In other words, the world is the presidential administrative space. The ruling party’s national chairman, oblivious of our immediate historical impasse re-echoed Andoakaa’s infamous statement in a fit of historical amnesia. In his words, “I think by signing the bill into law at the Nigerian House in London, it shows that where the President is, he is presiding over Nigeria and with the benefit of modern technology. We have passed the Mongo Park era…So, signing it in London for me has also made several statements. Namely, that where ever national interest is involved, the President is on duty and wherever he is he is presiding.” Apart from this, it was argued for the effect that if the president was abroad and signed a document in so far as it was performed in the embassy precincts, it would perhaps have the force of law or some validity.

 
Legal experts have, however, controverted the partisans and argued that it was wrong to append signature to any Nigerian law outside the country and wondered that upon being gazetted by the government whether it would bear “signed into law on this day……. in London.” The argument went further that even agreements that government agents entered into routinely outside the country were expected to be given force of domestication only by the national parliament. 
 
However, whatever the merit of these arguments, we want to state without ambiguity that the concept of the state as that entity that is endowed by territoriality, population, sovereignty and which has monopoly over the legitimate use of force is handy here. Many states in the international system exist by virtue of the principle of equality of states, which the United Nations confers on member states. In reality, many states are not able to enforce their sovereignty but endures on the basis of juridical sovereignty conferred by the United Nations and only the great powers in the international system enjoy de facto sovereignty. Due to this reality, countries struggle to optimise their sovereignties. It is only a banana republic that goes to lengths undermining its sovereignty. This is the implication of the behaviour of the prevailing administration.
 
With all seriousness, we would argue here that it is not anything that is legal that is equally morally right. The country is simply witnessing moral impunity. Morality has to do with principles relating to right or wrong. They are articulated into systems that are espoused by private or public agencies and traverse the whole gamut of human transactions. Let it be known that public office is the repository of moral authority. Public officials’ ability to know what is proper or odious to public sensibility is important. We dare reiterate that what is wrong is wrong and cannot be right simultaneously. 
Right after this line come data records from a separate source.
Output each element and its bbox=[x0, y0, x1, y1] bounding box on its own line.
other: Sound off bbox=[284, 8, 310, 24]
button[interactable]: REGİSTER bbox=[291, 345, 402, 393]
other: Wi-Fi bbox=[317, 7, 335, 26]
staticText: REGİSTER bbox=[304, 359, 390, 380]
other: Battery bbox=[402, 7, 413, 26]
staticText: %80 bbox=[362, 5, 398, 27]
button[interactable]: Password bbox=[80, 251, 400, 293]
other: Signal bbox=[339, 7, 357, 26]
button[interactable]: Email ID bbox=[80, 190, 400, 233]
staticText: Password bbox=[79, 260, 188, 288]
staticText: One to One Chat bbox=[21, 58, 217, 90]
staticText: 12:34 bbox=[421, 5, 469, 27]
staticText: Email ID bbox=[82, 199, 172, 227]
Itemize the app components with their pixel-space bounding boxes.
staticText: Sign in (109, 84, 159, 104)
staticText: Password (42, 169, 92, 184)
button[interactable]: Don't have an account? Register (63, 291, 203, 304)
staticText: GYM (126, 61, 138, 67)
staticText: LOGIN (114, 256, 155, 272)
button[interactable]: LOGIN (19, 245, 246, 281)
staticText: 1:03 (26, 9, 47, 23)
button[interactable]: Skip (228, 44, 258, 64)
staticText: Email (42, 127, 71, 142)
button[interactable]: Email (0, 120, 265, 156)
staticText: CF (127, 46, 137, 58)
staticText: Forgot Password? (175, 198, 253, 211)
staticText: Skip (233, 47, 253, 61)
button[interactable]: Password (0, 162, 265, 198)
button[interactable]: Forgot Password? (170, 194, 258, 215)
What is more, why was it difficult to delegate the power to sign the bill into law to the Vice President who was supposed to be acting at the time?
 
Indeed, signing a product of the Nigerian legislative process outside the shores of our country is wrong and the whole act undermines the country’s image in the eyes of the international community. Even the additional argument that the United States (U.S.) does it is not only irrational but sheer sophistry. No one has produced any evidence, in this regard. Nigeria is not U.S., anyway. The act was immoral and portrayed the country as a feudal estate at the mercy of a lord. It is proper to remind public officials of the transient nature of power and to be mindful of acts that undermine and de-substantiate our image as the giant of the Africa. The behaviour undermined the president’s Chatham House pledge in the run-up to the 2015 election to the effect that he would “dream and work for a Nigeria that will be respected again in the comity of nations and that all Nigerians will be proud of.’’

Finally, it will be interesting to note what the dateline of the law reads. In other words, was the law signed in Nigeria or United Kingdom? If a wrong thing had been done in the United Kingdom, the president’s men should swallow their pride and vanity and get Nigeria’s leader to sign a proper bill into law inside Nigeria.